Apr 13, 2026·8 min read

On-call without burnout for a five-person engineering team

On-call without burnout starts with fewer alerts, a simple rotation, and clear runbooks. Use this plan to protect sleep, weekends, and team morale.

Table of Contents

Why small teams burn out on call

In a five-person team, every page hits hard. One person loses sleep. Another has to cover planned work the next day. The rest of the team feels the gap almost right away.

Bigger teams can spread that pain around. Small teams cannot.

The cost is not just the time spent fixing the issue. Broken sleep shows up later as slow thinking, short tempers, and sloppy calls. A 15-minute alert at 2 a.m. can ruin half the next day. If that happens twice in a week, people stop trusting the schedule and start dreading their turn.

Weekends wear people down in a different way. Even when nothing breaks, the person on call often stays in waiting mode. They stay close to a laptop, skip longer plans, and keep one ear open for a notification. That constant background tension adds up. It also makes people resent systems that page for noise instead of real customer problems.

Small teams also have less room for fuzzy ownership. If an alert fires and nobody knows whether the app, database, queue, or cloud setup caused it, recovery slows down fast. People wake the wrong teammate, repeat the same checks, and guess under pressure. Burnout grows from that pattern. One bad night is rough. The same messy night over and over is what really drains people.

The fix is boring, and that is good. Send fewer pages. Make it obvious who owns each problem. Give the on-call person a short path from alert to first action. When alerts are quieter, ownership is clear, and recovery is faster, weekends start to feel like weekends again.

What good coverage looks like

A five-person team should cover failures that hurt users now, not every message that arrives after hours. If everything is urgent, nothing is.

Start by naming the few things that should wake someone up. For most teams, that list is short: the product is down, sign-in or payment is broken, data may be lost, or there is a security issue. A slow report, a typo, or a one-off customer request can wait until business hours.

That split matters more than many teams expect. On-call is for incidents. Routine support belongs in a normal queue with normal working hours and a clear owner.

Three priorities are usually enough. P1 means the service is down, customers cannot use a main path, data is at risk, or there is a security problem. Someone responds within 15 minutes, any time. P2 means a main feature is degraded but there is a workaround. That gets a response within an hour during the day, and by the next morning at night or on weekends. P3 covers low-impact bugs, internal requests, and cleanup work. Those stay in business hours.

Keep the rules concrete. Most small teams do fine with three or four service priorities, and many only need three.

It also helps to agree on the parts of the product that matter most. For a lot of teams, that list is short: sign-in, the main customer workflow, billing, and data integrity. If one of those breaks, page someone. If an internal dashboard looks odd, nobody should lose sleep over it.

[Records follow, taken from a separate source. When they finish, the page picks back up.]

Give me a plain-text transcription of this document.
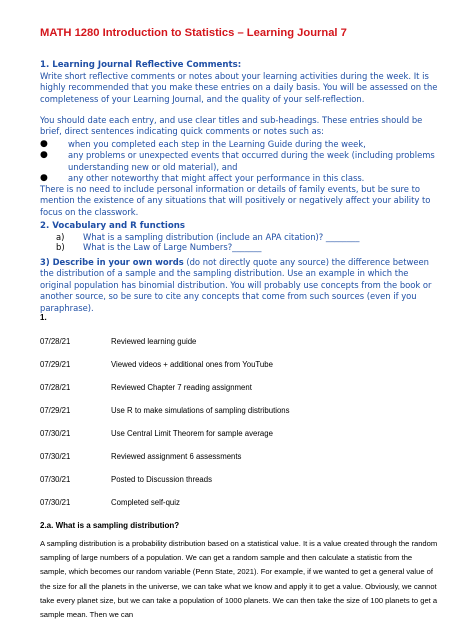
MATH 1280 Introduction to Statistics – Learning Journal 7
1. Learning Journal Reflective Comments:

Write short reflective comments or notes about your learning activities during the week. It is highly recommended that you make these entries on a daily basis. You will be assessed on the completeness of your Learning Journal, and the quality of your self-reflection.

You should date each entry, and use clear titles and sub-headings. These entries should be brief, direct sentences indicating quick comments or notes such as:

● when you completed each step in the Learning Guide during the week,
● any problems or unexpected events that occurred during the week (including problems understanding new or old material), and
● any other noteworthy that might affect your performance in this class.

There is no need to include personal information or details of family events, but be sure to mention the existence of any situations that will positively or negatively affect your ability to focus on the classwork.

2. Vocabulary and R functions
a) What is a sampling distribution (include an APA citation)? ________
b) What is the Law of Large Numbers?_______

3) Describe in your own words (do not directly quote any source) the difference between the distribution of a sample and the sampling distribution. Use an example in which the original population has binomial distribution. You will probably use concepts from the book or another source, so be sure to cite any concepts that come from such sources (even if you paraphrase).

1.
07/28/21	Reviewed learning guide
07/29/21	Viewed videos + additional ones from YouTube
07/28/21	Reviewed Chapter 7 reading assignment
07/29/21	Use R to make simulations of sampling distributions
07/30/21	Use Central Limit Theorem for sample average
07/30/21	Reviewed assignment 6 assessments
07/30/21	Posted to Discussion threads
07/30/21	Completed self-quiz
2.a. What is a sampling distribution?

A sampling distribution is a probability distribution based on a statistical value. It is a value created through the random sampling of large numbers of a population. We can get a random sample and then calculate a statistic from the sample, which becomes our random variable (Penn State, 2021). For example, if we wanted to get a general value of the size for all the planets in the universe, we can take what we know and apply it to get a value. Obviously, we cannot take every planet size, but we can take a population of 1000 planets. We can then take the size of 100 planets to get a sample mean. Then we can
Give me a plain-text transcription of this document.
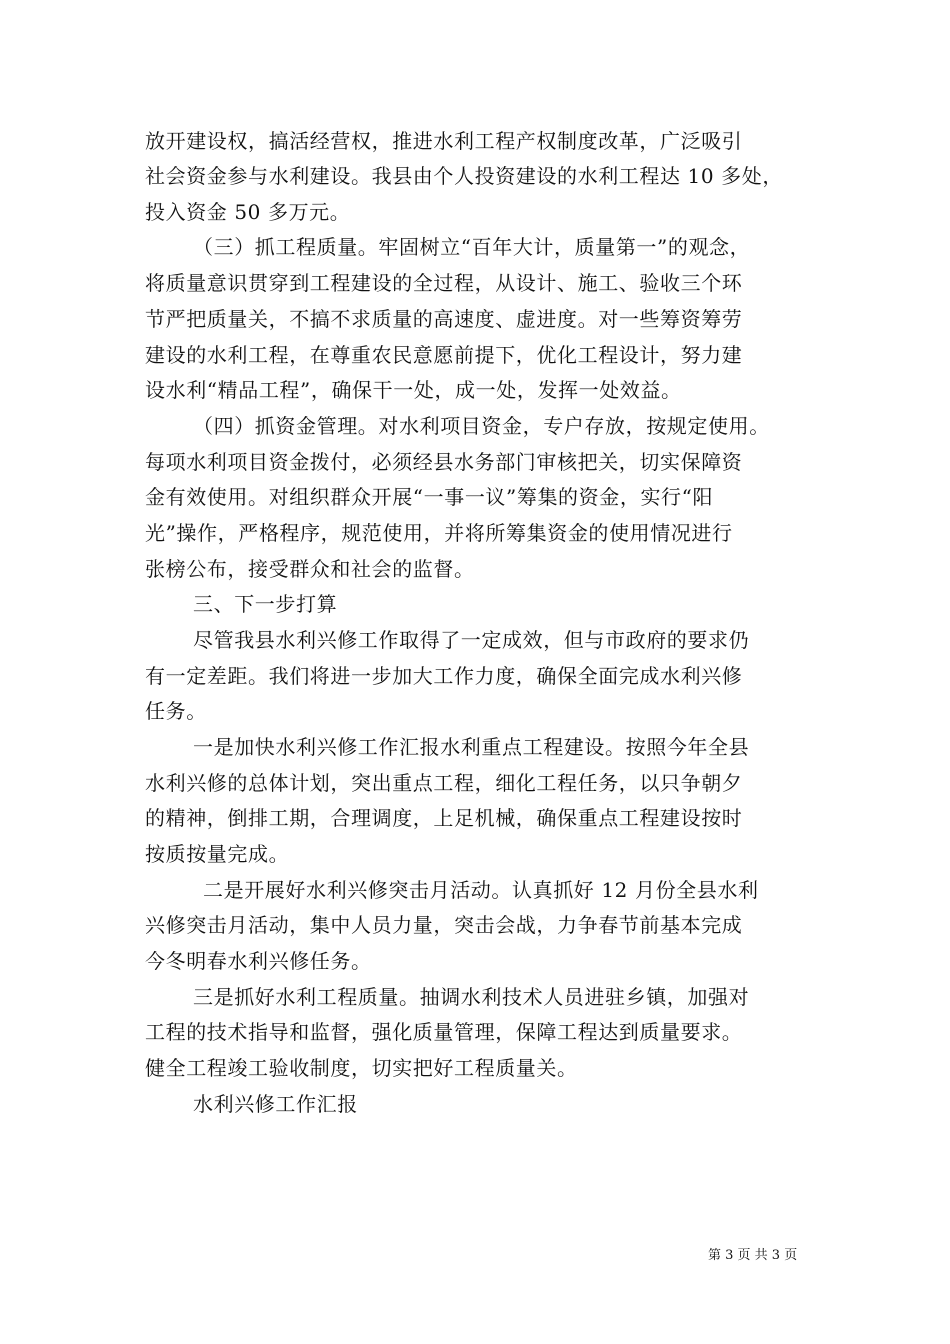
放开建设权，搞活经营权，推进水利工程产权制度改革，广泛吸引
社会资金参与水利建设。我县由个人投资建设的水利工程达 10 多处，
投入资金 50 多万元。
（三）抓工程质量。牢固树立“百年大计，质量第一”的观念，
将质量意识贯穿到工程建设的全过程，从设计、施工、验收三个环
节严把质量关，不搞不求质量的高速度、虚进度。对一些筹资筹劳
建设的水利工程，在尊重农民意愿前提下，优化工程设计，努力建
设水利“精品工程”，确保干一处，成一处，发挥一处效益。
（四）抓资金管理。对水利项目资金，专户存放，按规定使用。
每项水利项目资金拨付，必须经县水务部门审核把关，切实保障资
金有效使用。对组织群众开展“一事一议”筹集的资金，实行“阳
光”操作，严格程序，规范使用，并将所筹集资金的使用情况进行
张榜公布，接受群众和社会的监督。
三、下一步打算
尽管我县水利兴修工作取得了一定成效，但与市政府的要求仍
有一定差距。我们将进一步加大工作力度，确保全面完成水利兴修
任务。
一是加快水利兴修工作汇报水利重点工程建设。按照今年全县
水利兴修的总体计划，突出重点工程，细化工程任务，以只争朝夕
的精神，倒排工期，合理调度，上足机械，确保重点工程建设按时
按质按量完成。
二是开展好水利兴修突击月活动。认真抓好 12 月份全县水利
兴修突击月活动，集中人员力量，突击会战，力争春节前基本完成
今冬明春水利兴修任务。
三是抓好水利工程质量。抽调水利技术人员进驻乡镇，加强对
工程的技术指导和监督，强化质量管理，保障工程达到质量要求。
健全工程竣工验收制度，切实把好工程质量关。
水利兴修工作汇报
第 3 页 共 3 页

A simple example makes the difference clear. If checkout fails for every customer on Saturday, page right away. If one customer needs help exporting a file, log it for Monday unless a contract says otherwise.

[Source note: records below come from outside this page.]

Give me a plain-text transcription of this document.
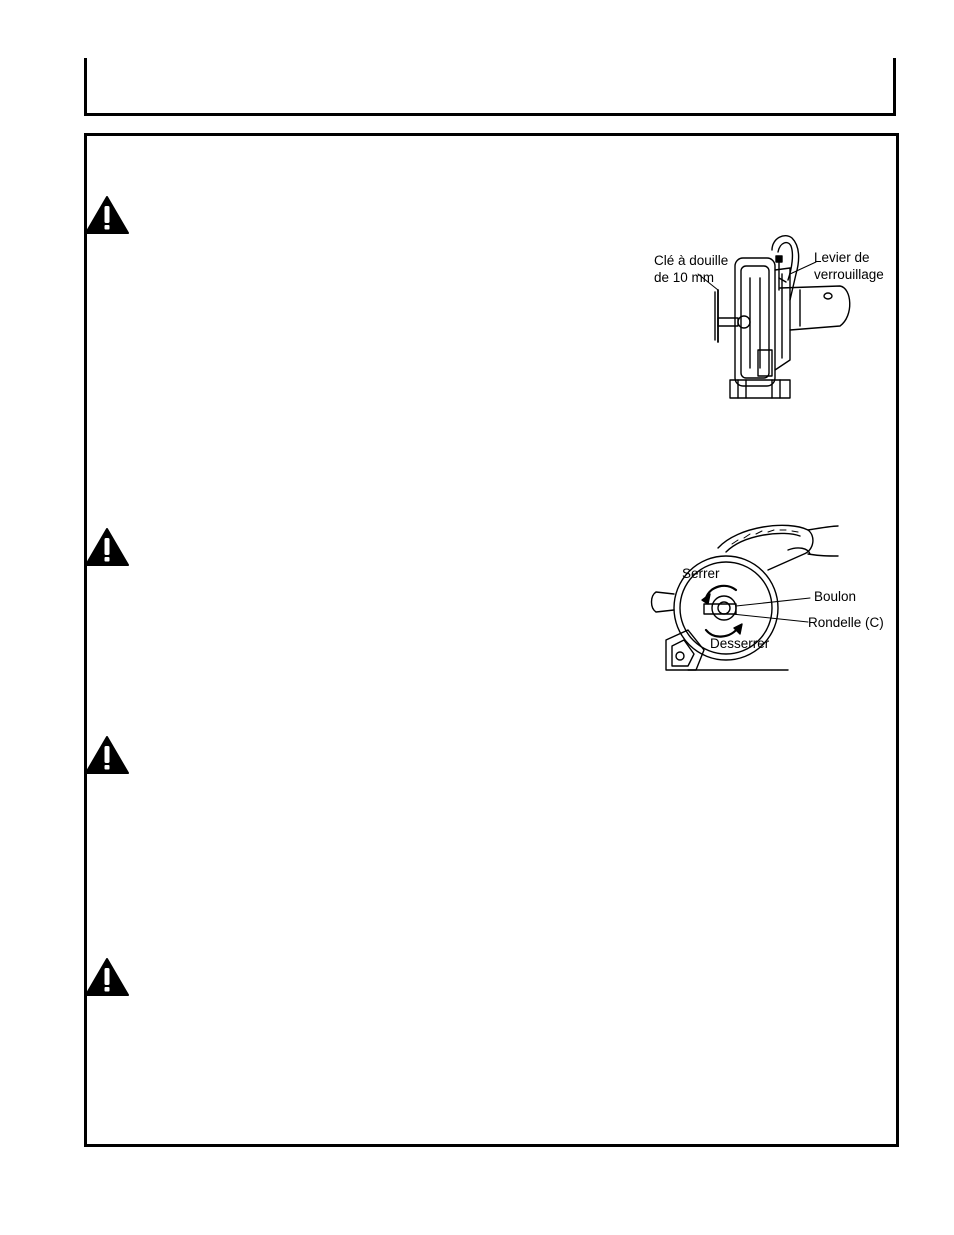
Clé à douille
de 10 mm
Levier de
verrouillage
Serrer
Boulon
Rondelle (C)
Desserrer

That is how you protect the business without treating every after-hours issue like a fire.

Build a rotation people can live with

A five-person team cannot act like it has a full support department. If everyone feels half on call all the time, nobody really rests.

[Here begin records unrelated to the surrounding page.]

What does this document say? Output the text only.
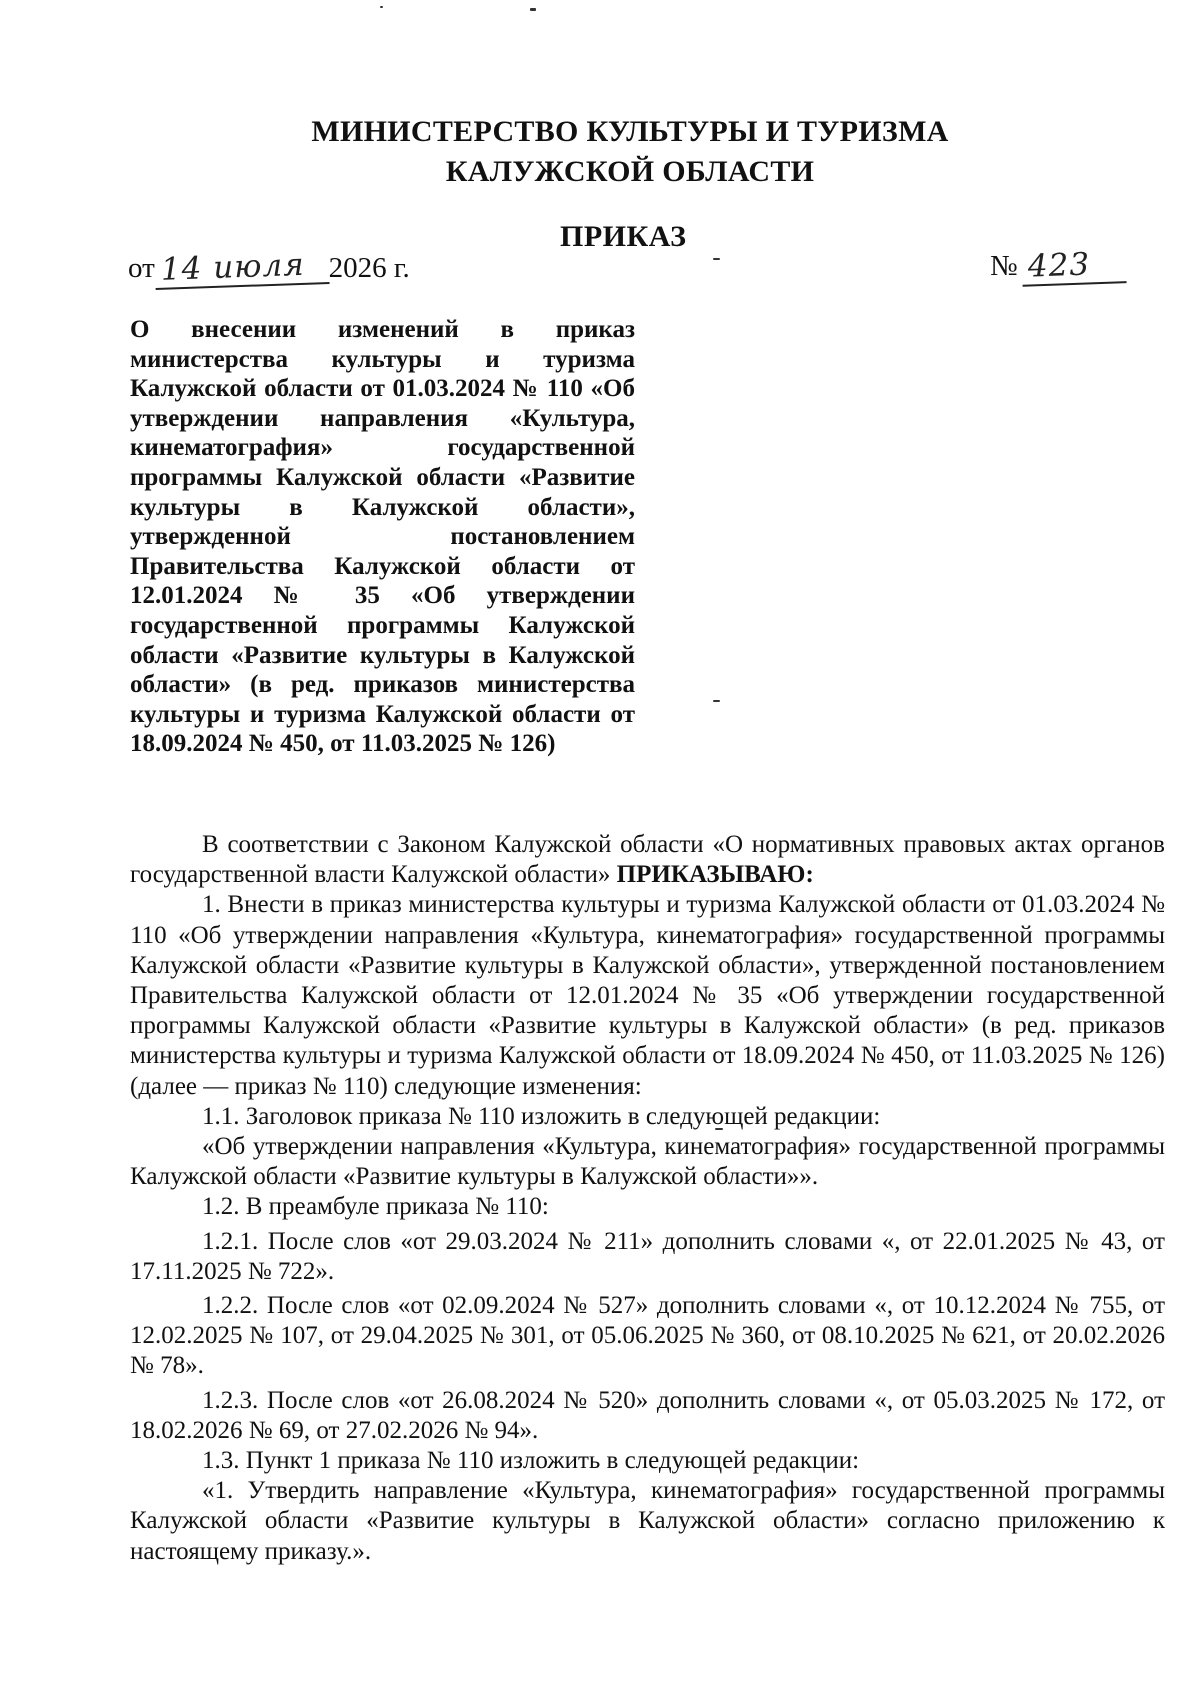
МИНИСТЕРСТВО КУЛЬТУРЫ И ТУРИЗМА
КАЛУЖСКОЙ ОБЛАСТИ
ПРИКАЗ
от 14 июля 2026 г.	№ 423

О внесении изменений в приказ министерства культуры и туризма Калужской области от 01.03.2024 № 110 «Об утверждении направления «Культура, кинематография» государственной программы Калужской области «Развитие культуры в Калужской области», утвержденной постановлением Правительства Калужской области от 12.01.2024 № 35 «Об утверждении государственной программы Калужской области «Развитие культуры в Калужской области» (в ред. приказов министерства культуры и туризма Калужской области от 18.09.2024 № 450, от 11.03.2025 № 126)

В соответствии с Законом Калужской области «О нормативных правовых актах органов государственной власти Калужской области» ПРИКАЗЫВАЮ:

1. Внести в приказ министерства культуры и туризма Калужской области от 01.03.2024 № 110 «Об утверждении направления «Культура, кинематография» государственной программы Калужской области «Развитие культуры в Калужской области», утвержденной постановлением Правительства Калужской области от 12.01.2024 № 35 «Об утверждении государственной программы Калужской области «Развитие культуры в Калужской области» (в ред. приказов министерства культуры и туризма Калужской области от 18.09.2024 № 450, от 11.03.2025 № 126) (далее — приказ № 110) следующие изменения:

1.1. Заголовок приказа № 110 изложить в следующей редакции:

«Об утверждении направления «Культура, кинематография» государственной программы Калужской области «Развитие культуры в Калужской области»».

1.2. В преамбуле приказа № 110:

1.2.1. После слов «от 29.03.2024 № 211» дополнить словами «, от 22.01.2025 № 43, от 17.11.2025 № 722».

1.2.2. После слов «от 02.09.2024 № 527» дополнить словами «, от 10.12.2024 № 755, от 12.02.2025 № 107, от 29.04.2025 № 301, от 05.06.2025 № 360, от 08.10.2025 № 621, от 20.02.2026 № 78».

1.2.3. После слов «от 26.08.2024 № 520» дополнить словами «, от 05.03.2025 № 172, от 18.02.2026 № 69, от 27.02.2026 № 94».

1.3. Пункт 1 приказа № 110 изложить в следующей редакции:

«1. Утвердить направление «Культура, кинематография» государственной программы Калужской области «Развитие культуры в Калужской области» согласно приложению к настоящему приказу.».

A simple setup works best: one primary person for the week, one backup, and one person fully off the rota. The other two work normal hours and can help during the day, but they do not carry after-hours responsibility. That protected week off the rota matters more than it seems. It gives someone a full break from pager stress and from the habit of checking just in case.

Weekly rotation is usually the sweet spot. Daily handoffs sound fair on paper, but they create more confusion, more missed context, and more "I thought you had it" moments. A full week gives the primary enough time to learn the current state of the system, spot repeat issues, and settle into a routine.

A five-week cycle can stay simple. In week one, Alex is primary, Sam is backup, and Priya is off rota. In week two, Sam becomes primary, Priya is backup, and Jordan is off. In week three, Priya is primary, Jordan is backup, and Alex is off. In week four, Jordan is primary, Mei is backup, and Sam is off. In week five, Mei is primary, Alex is backup, and Priya is off.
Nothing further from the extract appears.